At just 16 years and 236 days old, Oxford reached the peak of his career.
His subsequent fall from grace is an anomaly.
Since stealing the show at the Emirates in 2015, the 20-year-old has made just six Premier League appearances and become a footballing nomad.
The youngster was used sparingly in the remainder of his debut season and joined Championship side Reading on loan midway through the 2016/17 campaign to kick-start his career.
Oxford cited then Royals manager Jaap Stam as a major influence on his decision to join – stating that he hoped to learn from ‘one of the best centre-backs in the world.’
The mentorship he dreamed of never materialised, with Stam claiming that the youngster was ‘unable to cope with the intensity of training’ upon his arrival.
After making just a handful of appearances for Reading, Oxford followed a number of young English players by heading to the Bundesliga to nurture his talent.
Ahead of the 2017/18 campaign he joined Borussia Monchengladbach on a season-long loan – but started only seven times during that spell.
Despite a lack of playing time, Monchengladbach Sporting Director Max Eberl revealed that the club were exploring the possibility of signing the youngster on a permanent deal – a move that never materialised.
With West Ham in the midst of a defensive crisis, Oxford was left frustrated by David Moyes’ decision to end his loan prematurely.
He played just three times back at his parent club before returning to Monchengladbach for the remainder of the season.

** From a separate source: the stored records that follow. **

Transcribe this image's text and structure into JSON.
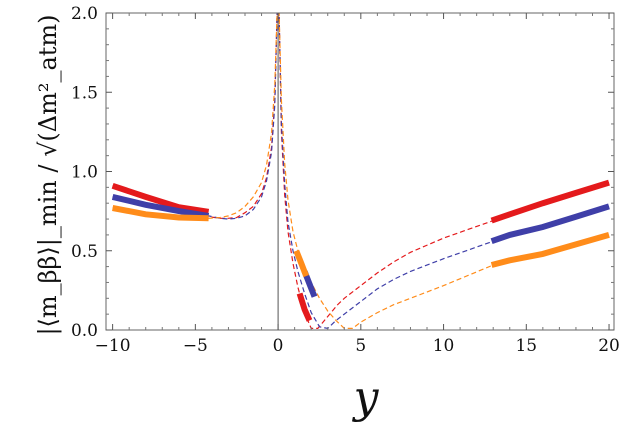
{
  "chart_data": {
    "type": "line",
    "xlabel": "y",
    "ylabel": "|⟨m_ββ⟩|_min / √(Δm²_atm)",
    "xlim": [
      -10.4,
      20.3
    ],
    "ylim": [
      0,
      2.0
    ],
    "x_ticks": [
      -10,
      -5,
      0,
      5,
      10,
      15,
      20
    ],
    "y_ticks": [
      0.0,
      0.5,
      1.0,
      1.5,
      2.0
    ],
    "x_tick_labels": [
      "−10",
      "−5",
      "0",
      "5",
      "10",
      "15",
      "20"
    ],
    "y_tick_labels": [
      "0.0",
      "0.5",
      "1.0",
      "1.5",
      "2.0"
    ],
    "grid": false,
    "legend": "none",
    "series": [
      {
        "color": "#e41a1c",
        "dashed_x": [
          -10,
          -8,
          -6,
          -5,
          -4.2,
          -3.5,
          -3,
          -2.5,
          -2,
          -1.5,
          -1,
          -0.7,
          -0.4,
          -0.2,
          -0.06,
          0.06,
          0.2,
          0.4,
          0.6,
          0.9,
          1.2,
          1.6,
          2.0,
          2.4,
          2.8,
          3.2,
          3.6,
          4.0,
          5,
          6,
          7,
          8,
          10,
          13,
          16,
          20
        ],
        "dashed_y": [
          0.91,
          0.84,
          0.775,
          0.745,
          0.715,
          0.705,
          0.705,
          0.71,
          0.74,
          0.78,
          0.86,
          0.96,
          1.15,
          1.45,
          2.0,
          2.0,
          1.25,
          0.85,
          0.62,
          0.42,
          0.27,
          0.11,
          0.01,
          0.01,
          0.06,
          0.11,
          0.16,
          0.2,
          0.28,
          0.36,
          0.43,
          0.49,
          0.58,
          0.69,
          0.8,
          0.93
        ],
        "thick_segments": [
          {
            "x": [
              -10,
              -8,
              -6,
              -4.2
            ],
            "y": [
              0.91,
              0.84,
              0.775,
              0.745
            ]
          },
          {
            "x": [
              1.3,
              1.6,
              1.9
            ],
            "y": [
              0.23,
              0.13,
              0.06
            ]
          },
          {
            "x": [
              12.9,
              14,
              16,
              18,
              20
            ],
            "y": [
              0.69,
              0.73,
              0.8,
              0.865,
              0.93
            ]
          }
        ]
      },
      {
        "color": "#3f3fa8",
        "dashed_x": [
          -10,
          -8,
          -6,
          -5,
          -4.2,
          -3.5,
          -3,
          -2.5,
          -2,
          -1.5,
          -1,
          -0.7,
          -0.4,
          -0.2,
          -0.06,
          0.06,
          0.2,
          0.4,
          0.6,
          0.9,
          1.2,
          1.6,
          2.0,
          2.5,
          3.0,
          3.5,
          4.0,
          5,
          6,
          7,
          8,
          10,
          13,
          16,
          20
        ],
        "dashed_y": [
          0.84,
          0.79,
          0.75,
          0.73,
          0.72,
          0.705,
          0.7,
          0.705,
          0.72,
          0.76,
          0.84,
          0.94,
          1.12,
          1.42,
          2.0,
          2.0,
          1.3,
          0.92,
          0.68,
          0.5,
          0.37,
          0.23,
          0.11,
          0.02,
          0.01,
          0.06,
          0.1,
          0.18,
          0.26,
          0.32,
          0.37,
          0.45,
          0.56,
          0.65,
          0.78
        ],
        "thick_segments": [
          {
            "x": [
              -10,
              -8,
              -6,
              -4.2
            ],
            "y": [
              0.84,
              0.79,
              0.75,
              0.72
            ]
          },
          {
            "x": [
              1.6,
              1.9,
              2.2
            ],
            "y": [
              0.37,
              0.29,
              0.21
            ]
          },
          {
            "x": [
              12.9,
              14,
              16,
              18,
              20
            ],
            "y": [
              0.56,
              0.6,
              0.65,
              0.715,
              0.78
            ]
          }
        ]
      },
      {
        "color": "#ff8c1a",
        "dashed_x": [
          -10,
          -8,
          -6,
          -5,
          -4.2,
          -3.5,
          -3,
          -2.5,
          -2,
          -1.5,
          -1,
          -0.7,
          -0.4,
          -0.2,
          -0.06,
          0.06,
          0.2,
          0.4,
          0.6,
          0.9,
          1.2,
          1.6,
          2.0,
          2.5,
          3.0,
          3.5,
          4.0,
          4.5,
          5,
          6,
          7,
          8,
          10,
          13,
          16,
          20
        ],
        "dashed_y": [
          0.77,
          0.73,
          0.71,
          0.705,
          0.705,
          0.71,
          0.72,
          0.74,
          0.78,
          0.84,
          0.93,
          1.04,
          1.24,
          1.55,
          2.0,
          2.0,
          1.45,
          1.05,
          0.82,
          0.62,
          0.5,
          0.38,
          0.3,
          0.2,
          0.12,
          0.06,
          0.01,
          0.01,
          0.05,
          0.11,
          0.16,
          0.2,
          0.28,
          0.41,
          0.48,
          0.6
        ],
        "thick_segments": [
          {
            "x": [
              -10,
              -8,
              -6,
              -4.2
            ],
            "y": [
              0.77,
              0.73,
              0.71,
              0.705
            ]
          },
          {
            "x": [
              1.1,
              1.4,
              1.7
            ],
            "y": [
              0.5,
              0.42,
              0.34
            ]
          },
          {
            "x": [
              12.9,
              14,
              16,
              18,
              20
            ],
            "y": [
              0.41,
              0.44,
              0.48,
              0.54,
              0.6
            ]
          }
        ]
      }
    ]
  }
}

Oxford spent the second half of this campaign with FC Augsburg and is close to sealing a £3million move to the Bundesliga outfit.
This fascination with a career in Germany is no hipster trend for Oxford, instead it’s born out of necessity.
English clubs seem wary of getting their fingers burnt by the man who was once labelled the ‘next Rio Ferdinand’ – comparisons that intensified following a Golden Boy nomination in 2017.
Oxford’s recognition as one of the best young players in Europe was only two years ago but for him it must seem like a lifetime away now.
It’s easy to see why we all got carried away after his debut against Arsenal.
Ozil went on to register 19 Premier League assists in a season that he started in the pocket of the 16-year-old rookie.
Declan Rice’s emergence through the ranks and first-team success looks set to be the final nail in the coffin of Oxford’s West Ham career.
A player once touted as a future captain of the club now finds himself surplus to requirements.
Even with time on his side, Oxford’s career rests perilously close to the football scrapheap.